Y a-t-il un point de vue objectif ?
Il arrive d’observer sur soi-même combien la différence de perception d’une même réalité peut être brusque. Combien la réapparition du soleil (qui réchauffe les corps et les cœurs) peut redonner aussitôt enthousiasme, confiance et désir de poursuivre, alors que l’instant précédent, l’assombrissement de la lumière ambiante due aux nuages noirs provoquait en nous l’irrémédiable désir de faire demi-tour et vite !
Le futur ne nous donne finalement ni raison ni tort, il souligne notre « chance » ou « malchance » selon ce qu’il s’est produit. À nous d’avoir l’humilité de le prendre en considération avant la prise de décision, mais aussi à l’issue de l’histoire.
Comment faire partager aux autres sa subjectivité sans l’imposer ? Comment recevoir la leur sans la subir ?

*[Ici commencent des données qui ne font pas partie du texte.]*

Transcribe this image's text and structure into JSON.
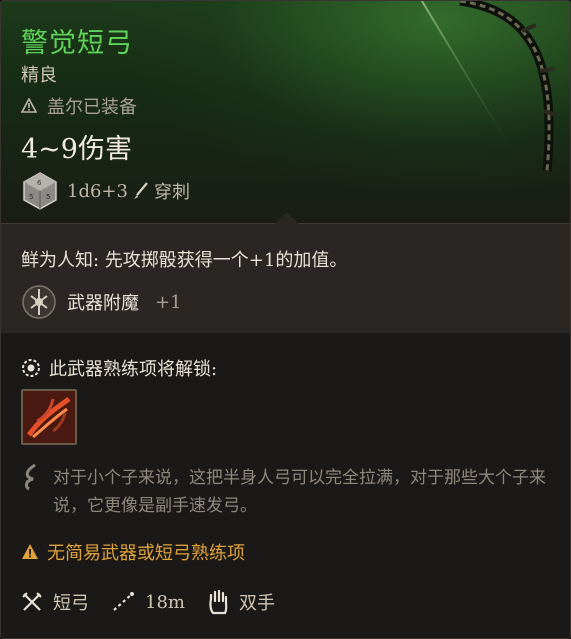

Comment, nous tous, nous décentrer de notre propre perception pour adopter un angle de vue différent, pour changer de paradigme, de cadre de réflexion, d’échelle, de perception… ?
« La sensation d'être heureux ou malheureux dépend rarement de notre état dans l'absolu, mais de notre perception de la situation, de notre capacité à nous satisfaire de ce que nous avons ». Dalaï-Lama.